There is, needless to say, no slack in the system for people to get sick.

DH gets paid by the hour. Given that she is on a subsistence income, she needs to think very carefully about whether she can afford to take a rest if she is not actually at death's door.

While temp rates are meant to yield a higher rate than permanent rates for the same job to cover the loss of sick pay, that is simply not true anymore, if it ever was. DH is still being paid $30 an hour as a project officer, same as she was 10 years ago.

Oh, except that last week she managed to extract a $5 an hour increase from her employer, who, due to chronic understaffing, insufficient funding for proper administrative backup, is dependant on her.

Under the circumstances, she has been slinking around ever since, feeling like a blackmailer, and wondering if she deserves it. (Another one of unspoken pressures of individual bargaining, btw). Not conducive to the feelings of high-self esteem that we know are necessary for a strong immune system.

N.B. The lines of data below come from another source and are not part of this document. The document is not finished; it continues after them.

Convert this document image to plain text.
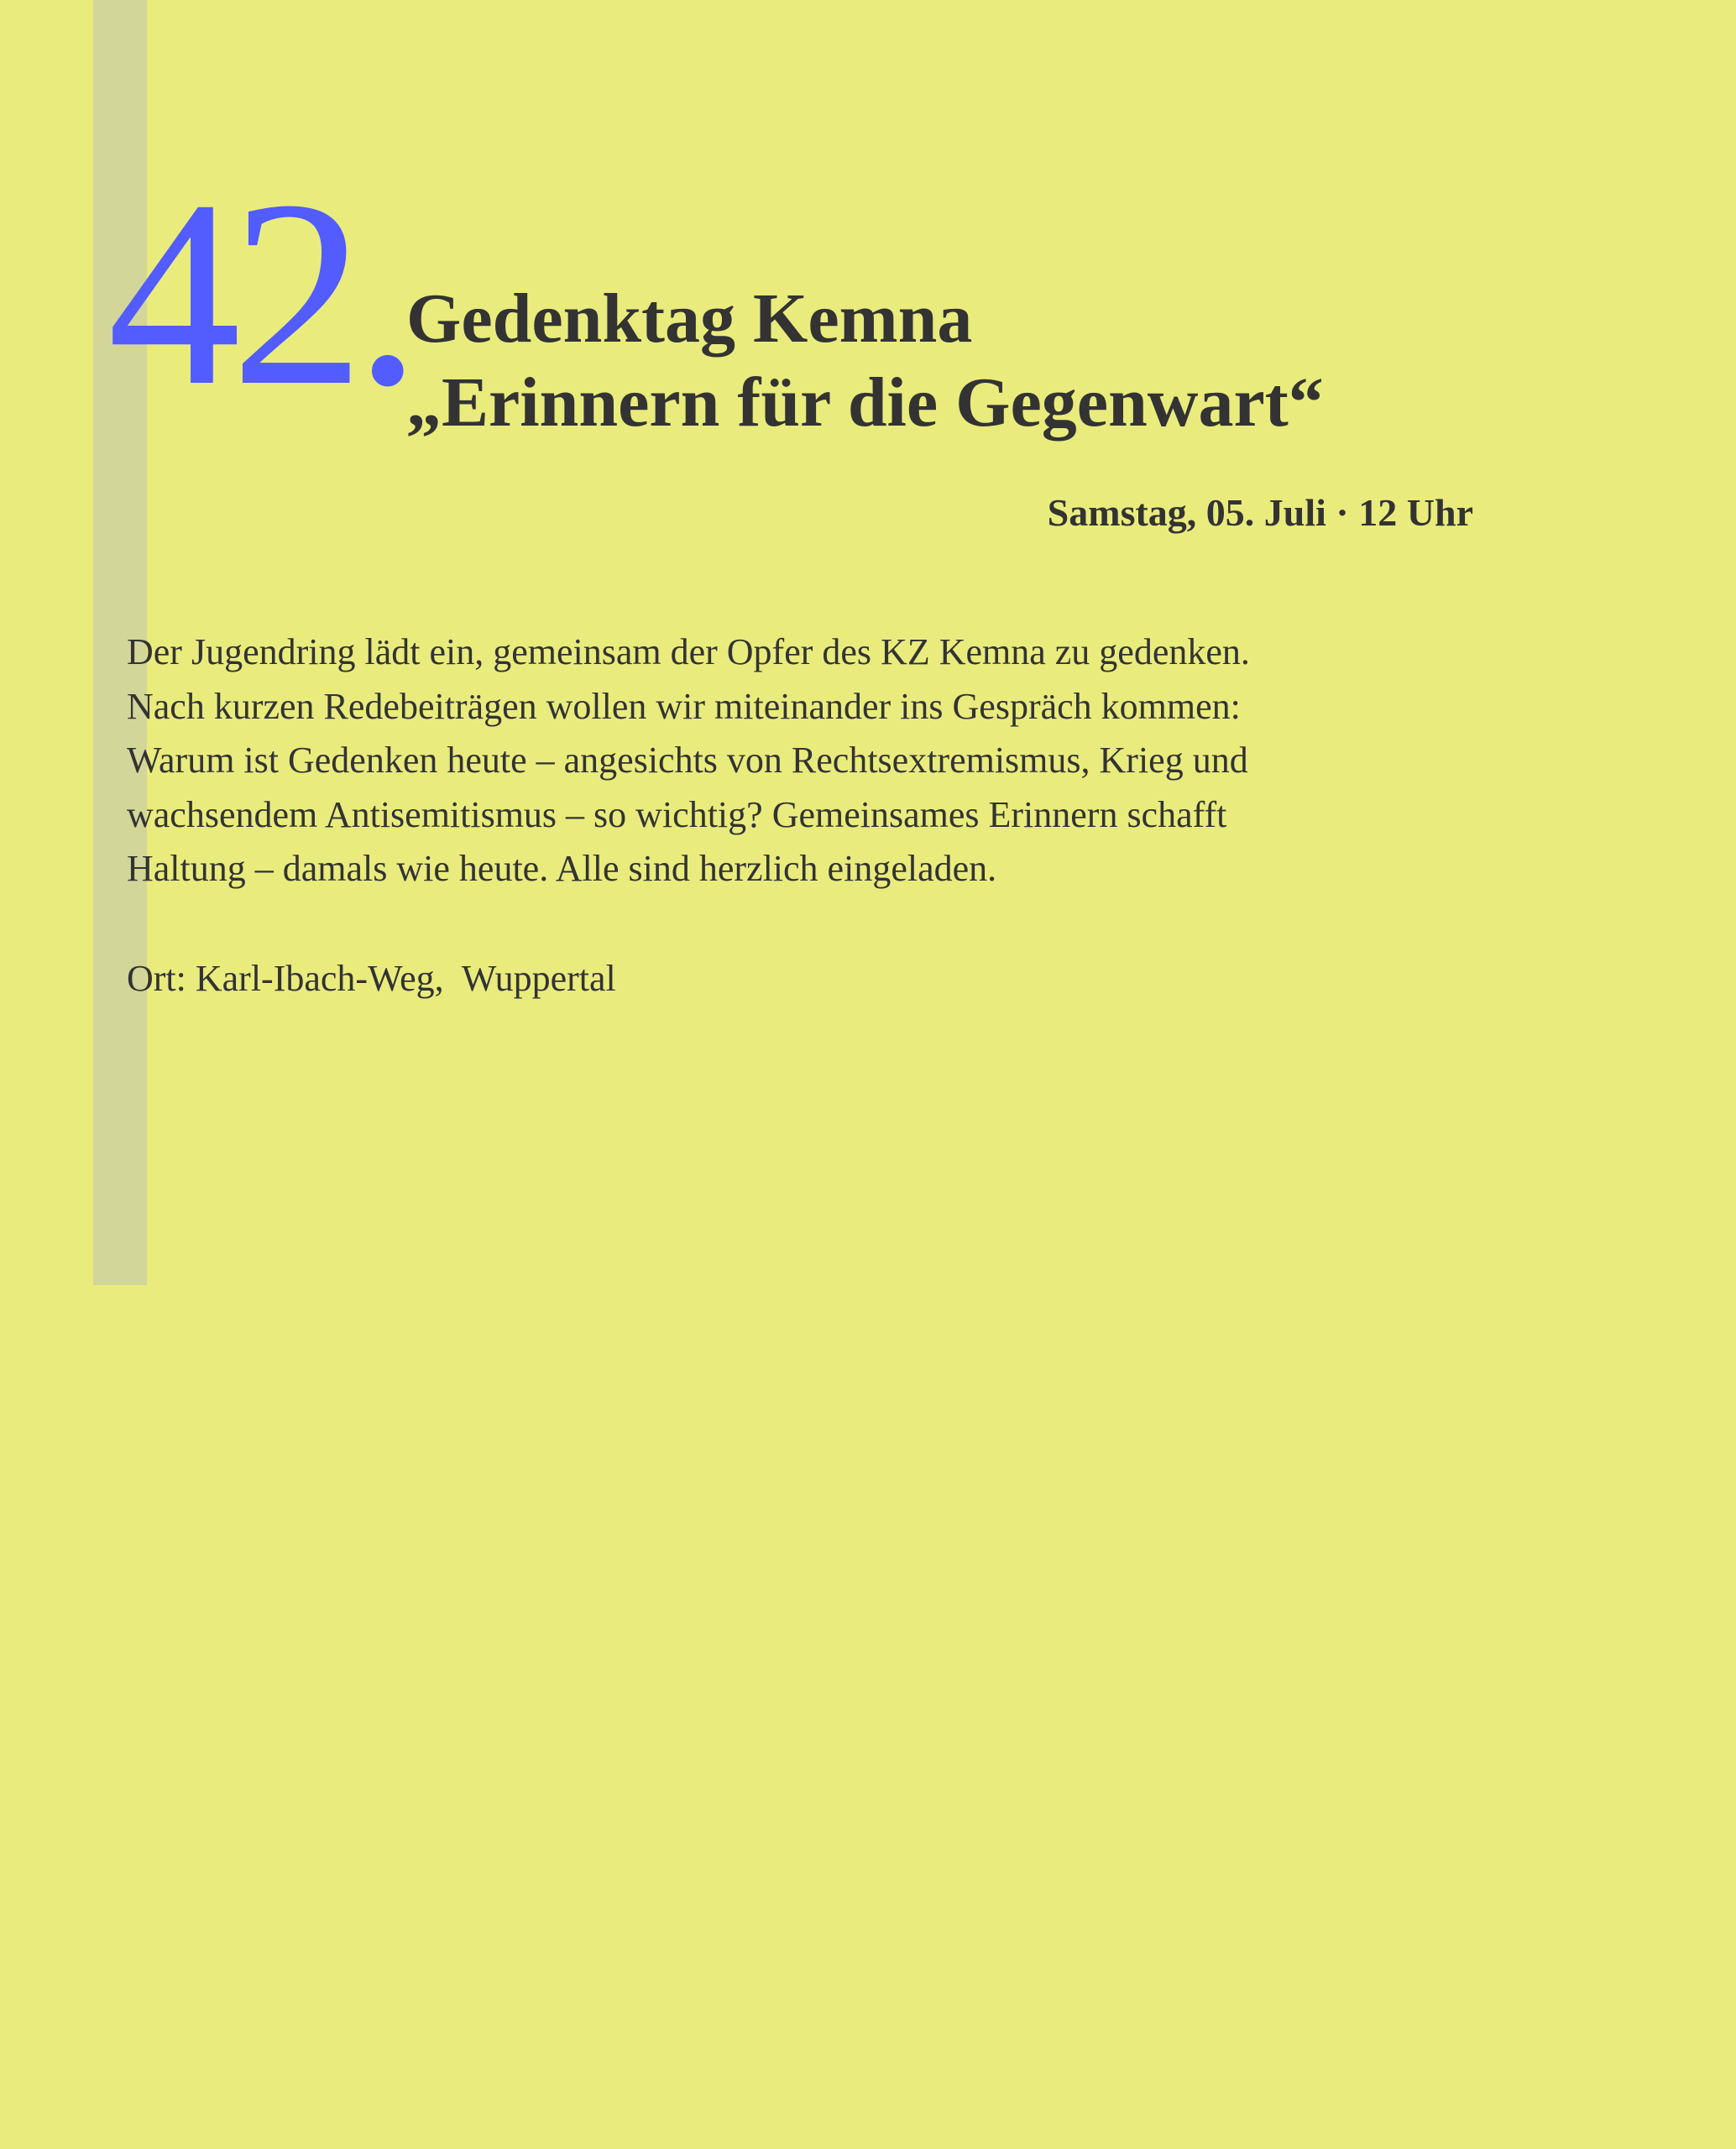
42.
Gedenktag Kemna
„Erinnern für die Gegenwart“
Samstag, 05. Juli · 12 Uhr
Der Jugendring lädt ein, gemeinsam der Opfer des KZ Kemna zu gedenken.
Nach kurzen Redebeiträgen wollen wir miteinander ins Gespräch kommen:
Warum ist Gedenken heute – angesichts von Rechtsextremismus, Krieg und
wachsendem Antisemitismus – so wichtig? Gemeinsames Erinnern schafft
Haltung – damals wie heute. Alle sind herzlich eingeladen.
Ort: Karl-Ibach-Weg,  Wuppertal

In short, between the guilt of letting the team down, worry about how to pay for next week's bills with a loss of a day's wage, and what if she doesn't feel better tomorrow????? and the time taken for unburdening herself on this blog, which is a better and more healing outlet than lying in bed and weeping, it is now 10 oclock, DH has finally taken the decision to have a day off.

And so to bed...

2 comments:

Anonymous said...

right so you work in the public service, which is hopelessly understaffed and yet you have the temerity to whine about the government department that provides a roof over your head.

get a life you miserable cow

DH said...

Anonymous' comment has been a kick in the gut, or rather, udders for DH as it is not her intention to target public servants who do an incredible job with inadequate resources. See the entry on Aug 19, 2007 "Why this Houso Diary is past its use-by date" for a different view.

DH's target has primarily been the Howard Government which gutted this country's public service ethos and institutions, and along the way, ripped $3billion out of public housing Australia wide. In order to stay in power Howard and Co used the time honoured principle of "Divide and Rule", now known as "wedge politics/ the politics of resentment and downward envy". In the current climate of housing crisis, it may seem despicable to complain about public housing when private renters are doing it so tough, but it is not public housing tenants who have created the crisis. All renters should be speaking out. It would be a shame if public servants and workers on low to middle incomes, private and public tenants expended their rage on each other rather than on society's big time bludgers and spongers, rich tax cheats and greedy corporations, and their puppets in the Liberal Party, and their promotion of a mentality of artificial scarcity in one of the wealthiest countries on earth. At the same time, change doesn't come without information, and not all of us can convey information in the format of a dispassionate briefing paper. Some of us were just born to whine.

If Anonymous is monitoring these comments, DH looks forward to finding out more about the problems faced by DOH employees in delivering services, in what she has acknowledged must be an incredibly difficult job.